There’s a fundamental flaw in the “slippery slope” argument from both the left and the right.
Whenever the discussion comes up about banning late-term abortion — even the “partial-birth” procedure, in which a doctor sucks the fetus’s brain out of its skull, sometimes while partly through the mother’s birth canal — liberals shriek, declaring that women will be forced into back alleys to perform their own abortions with coat hangers.
And on the conservative side, whenever calls rise to ban “assault weapons” — like the popular AR-15-style rifles used by both the El Paso and Dayton shooters over the weekend, which can fire 45 rounds or more per minute — gun advocates immediately claim the government will soon be knocking on their doors demanding their coon-hunting rifles.

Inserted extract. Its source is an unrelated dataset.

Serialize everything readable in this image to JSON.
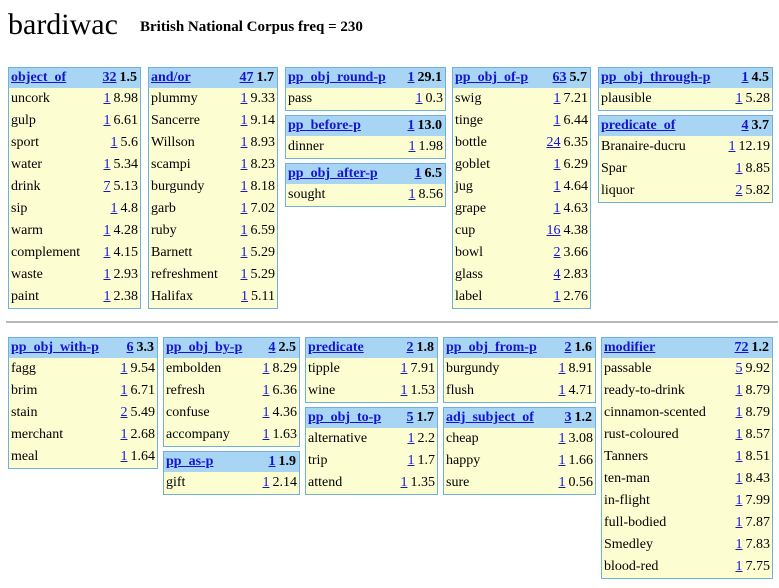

So, both “slippery slope” arguments are specious — and they know it. But hey, that’s never stopped such pointless rhetoric from the bloviators on both sides of the aisle.
With the two mass shootings over the weekend, which left more than 30 people dead and dozens more wounded, all the talk of late is about “assault weapons.” But that’s a made-up political term. More to the point is whether a weapon is automatic (hold the trigger to fire repeated rounds) or semi-automatic (each trigger pull fires a round and chambers another).
“Assault weapons” were banned in 1994, but that ban expired in 2004. In 2012, attempting to renew the ban, former Sen. Dianne Feinstein, California Democrat, cited FBI statistics to claim that “assault weapons” had been used in 385 murders since the ban expired. But that number meant little. In 2011, for example, there were 8,583 total gun murders in the United States, of which so-called assault weapons accounted for just 0.6%, AssaultWeapon.info reported.
But sometimes — times like now, for instance — the “slippery slope” argument is pointless. The mood of the nation has been swinging over the past several years, throughout the annual mass shootings, and in a 2018 poll by Quinnipiac, 67% of those surveyed supported a ban on “assault weapons.” (And by the way, to most Americans, an “assault weapon” is the kind of rifles mass murderers use — regardless of the textbook definition).
Take the shooter in Dayton. He used a semi-automatic AM-15 (based on the AR-15) set up in a pistol configuration with a shortened barrel and equipped with a 100-round drum magazine. He was shot by police in just 24 seconds but still killed nine people and wounded 14 others. In 24 seconds.
And then there’s this: In half of the nation’s most deadly mass shootings in modern history — Sandy Hook Elementary School in 2012, San Bernardino in 2015, Las Vegas and Sutherland Springs church in 2017, and Marjory Stoneman Douglas High School in 2018 — AR-15 or similar rifles were used (add El Paso and Dayton to those numbers).
However, there’s the Second Amendment, which says “the right of the people to keep and bear arms shall not be infringed.”
But it’s important to remember how things were when the founders passed the Bill of Rights. In 1791, the typical musket had a one-round magazine capacity, could fire three rounds per minute (in the hands of a skilled shooter) and had a range of about 50 yards. AR-15-style weapons, on the other hand, can be modified to hold up to 250 rounds, are capable of firing up 60 or more rounds a minute (again, in skilled hands), and are accurate up to 600 yards.
America’s mood now on guns is similar to the period right before “partial birth abortion” was banned. In 2003, shortly before Congress approved the ban, an ABC poll found that 62% of those surveyed said it should be illegal.
Which brings us to President Trump.
He missed a major opportunity this week to make the right move on guns. Perhaps beholden to the National Rifle Association, Mr. Trump in his statement from the White House didn’t mention “assault weapons” at all. He blamed lapses in mental health care, blamed violent video games, and said law enforcement must do a better job identifying the “red flags” of potential mass shooters.
The last “assault weapons” ban was mostly ineffectual. But that just gave Mr. Trump a prime opportunity to help craft clear and concise legislation to address the problem. Instead, he did nothing.
With “partial-birth abortion,” Americans moved hard in opposition, back in the early 2000s. A majority still support abortion, just not like that. And they finally rejected that “slippery slope” argument: Banning what’s officially known as “intact dilation and extraction” won’t send women into back alleys, they decided.
And America is clearly moving toward some sort of restraint on the guns Americans can own. No, banning “assault weapons” won’t cost gun owners their coon-hunting rifles.
But Mr. Trump missed the boat — and that may sway some of those pragmatic independents come Nov. 3, 2020. Forget the slippery slope.